This work was supported by the National Natural Science Foundation of China under Grant No. 61272111. To carry out the study of automated bug triage, we retrieved and collected 200,000 and 220,000 fixed bug reports of the Eclipse project and the Mozilla project, respectively. For researchers who are interested in this dataset, you can feel free to download and use it. Also, if you think that it is useful for your work, please help cite the following papers.
- 刘海洋, 马于涛. 一种针对软件缺陷自动分派的开发者推荐方法. 小型微型计算机系统, 38(12): 2747-2753, 2017. (For papers written in Chinese)
- Hongrun Wu, Haiyang Liu, Yutao Ma. Empirical study on developer factors affecting tossing path length of bug reports. IET Software, 12(3): 258-270, 2018. (For papers written in English)
In addition to traditional machine learning algorithms (such as SVM), we implemented deep learning algorithms based on convolutional neural networks (CNNs). If you want to compare your own approach with these CNN-based algorithms (as baseline approaches), please refer to the code written by Huazhi Song and cite the following paper.
- 宋化志, 马于涛. DeepTriage:一种基于深度学习的软件缺陷自动分配方法. 小型微型计算机系统, 40(1):126-132, 2018. --Huazhi Song, Yutao Ma. DeepTriage: An Automatic Triage Method for Software Bugs Using Deep Learning. Journal of Chinese Computer Systems, 40(1):126-132, 2018. (in Chinese with English Abstract)

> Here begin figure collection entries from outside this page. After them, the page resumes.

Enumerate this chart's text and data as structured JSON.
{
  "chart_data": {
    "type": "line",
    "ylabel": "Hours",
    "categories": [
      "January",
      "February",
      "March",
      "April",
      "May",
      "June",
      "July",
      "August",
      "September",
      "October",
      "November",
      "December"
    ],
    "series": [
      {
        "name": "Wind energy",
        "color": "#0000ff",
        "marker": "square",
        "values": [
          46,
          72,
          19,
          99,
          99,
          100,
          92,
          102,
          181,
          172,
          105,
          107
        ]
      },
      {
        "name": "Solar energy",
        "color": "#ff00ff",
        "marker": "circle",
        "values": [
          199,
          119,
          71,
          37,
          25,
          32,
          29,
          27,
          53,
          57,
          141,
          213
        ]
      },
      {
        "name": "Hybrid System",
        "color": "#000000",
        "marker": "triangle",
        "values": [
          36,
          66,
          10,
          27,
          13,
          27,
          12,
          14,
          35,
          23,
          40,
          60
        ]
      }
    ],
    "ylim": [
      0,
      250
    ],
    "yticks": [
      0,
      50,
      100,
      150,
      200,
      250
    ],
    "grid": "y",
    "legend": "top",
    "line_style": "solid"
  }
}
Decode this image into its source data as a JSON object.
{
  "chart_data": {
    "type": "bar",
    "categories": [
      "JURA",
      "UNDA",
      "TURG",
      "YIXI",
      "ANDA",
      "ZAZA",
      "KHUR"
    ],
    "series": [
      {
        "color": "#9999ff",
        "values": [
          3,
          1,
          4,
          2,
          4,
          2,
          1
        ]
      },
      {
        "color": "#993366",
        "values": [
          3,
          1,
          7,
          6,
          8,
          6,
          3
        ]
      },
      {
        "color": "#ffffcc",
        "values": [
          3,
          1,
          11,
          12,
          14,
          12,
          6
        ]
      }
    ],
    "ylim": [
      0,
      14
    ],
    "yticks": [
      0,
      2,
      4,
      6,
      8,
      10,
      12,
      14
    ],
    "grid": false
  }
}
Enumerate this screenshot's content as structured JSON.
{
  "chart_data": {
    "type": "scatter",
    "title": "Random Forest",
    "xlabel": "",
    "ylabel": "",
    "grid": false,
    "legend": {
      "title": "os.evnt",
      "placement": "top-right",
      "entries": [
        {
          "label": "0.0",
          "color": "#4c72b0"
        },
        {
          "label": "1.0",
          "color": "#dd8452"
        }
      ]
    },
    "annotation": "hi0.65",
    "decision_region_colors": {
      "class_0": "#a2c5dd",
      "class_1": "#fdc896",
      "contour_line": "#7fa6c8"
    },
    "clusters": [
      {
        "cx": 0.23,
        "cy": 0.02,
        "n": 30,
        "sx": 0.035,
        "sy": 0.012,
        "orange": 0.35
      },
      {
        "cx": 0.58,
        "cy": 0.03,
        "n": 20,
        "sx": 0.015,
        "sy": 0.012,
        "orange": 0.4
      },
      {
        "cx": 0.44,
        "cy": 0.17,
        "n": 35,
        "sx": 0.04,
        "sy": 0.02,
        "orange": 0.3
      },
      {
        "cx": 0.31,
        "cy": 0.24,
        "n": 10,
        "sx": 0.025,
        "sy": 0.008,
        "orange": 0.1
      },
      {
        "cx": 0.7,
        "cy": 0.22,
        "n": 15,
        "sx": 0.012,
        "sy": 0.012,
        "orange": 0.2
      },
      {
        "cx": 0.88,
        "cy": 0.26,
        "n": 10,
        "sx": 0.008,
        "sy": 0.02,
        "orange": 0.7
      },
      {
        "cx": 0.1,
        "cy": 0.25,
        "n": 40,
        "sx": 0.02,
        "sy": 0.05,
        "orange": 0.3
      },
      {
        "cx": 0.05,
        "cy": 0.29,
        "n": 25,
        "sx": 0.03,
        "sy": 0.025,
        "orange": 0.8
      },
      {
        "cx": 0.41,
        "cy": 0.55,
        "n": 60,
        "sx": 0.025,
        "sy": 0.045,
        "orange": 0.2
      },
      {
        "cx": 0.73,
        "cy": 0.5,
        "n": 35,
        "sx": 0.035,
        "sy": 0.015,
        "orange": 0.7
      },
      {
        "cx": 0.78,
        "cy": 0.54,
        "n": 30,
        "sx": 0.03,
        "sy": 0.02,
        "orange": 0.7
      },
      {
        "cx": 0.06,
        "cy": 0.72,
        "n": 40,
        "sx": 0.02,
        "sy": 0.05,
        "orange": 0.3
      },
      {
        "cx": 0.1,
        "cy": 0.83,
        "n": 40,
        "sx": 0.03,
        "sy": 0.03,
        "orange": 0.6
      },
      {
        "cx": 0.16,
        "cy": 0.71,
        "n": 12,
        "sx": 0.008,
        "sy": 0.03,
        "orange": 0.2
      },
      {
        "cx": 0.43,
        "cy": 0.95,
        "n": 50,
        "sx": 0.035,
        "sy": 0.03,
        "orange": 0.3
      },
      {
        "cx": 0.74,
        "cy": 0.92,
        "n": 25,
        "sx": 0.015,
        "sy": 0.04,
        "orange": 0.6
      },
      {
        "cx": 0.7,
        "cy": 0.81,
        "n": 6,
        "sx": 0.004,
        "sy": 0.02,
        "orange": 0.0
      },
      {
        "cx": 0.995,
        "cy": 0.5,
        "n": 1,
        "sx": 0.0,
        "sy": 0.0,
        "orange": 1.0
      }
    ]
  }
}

The study mentioned above focuses on predicting the final fixer for a given bug report. Another view holds that any developer on the tossing path of a bug report contributes to the resolution of the bug. Recently, a few researchers considered bug triage as a multi-label classification problem. To this end, we also provide a dataset called MLBT for researchers who are working on this problem. If you want to use this dataset and the benchmark result of our approach, please cite the following thesis.
- 史小婉. 一种基于文本分类和评分机制的软件缺陷自动分派方法研究. 武汉: 武汉大学, 2018. (Xiaowan Shi. A Software Bug Triaging Method Based on Text Classification and Developer Rating. Wuhan: Wuhan University, 2018.)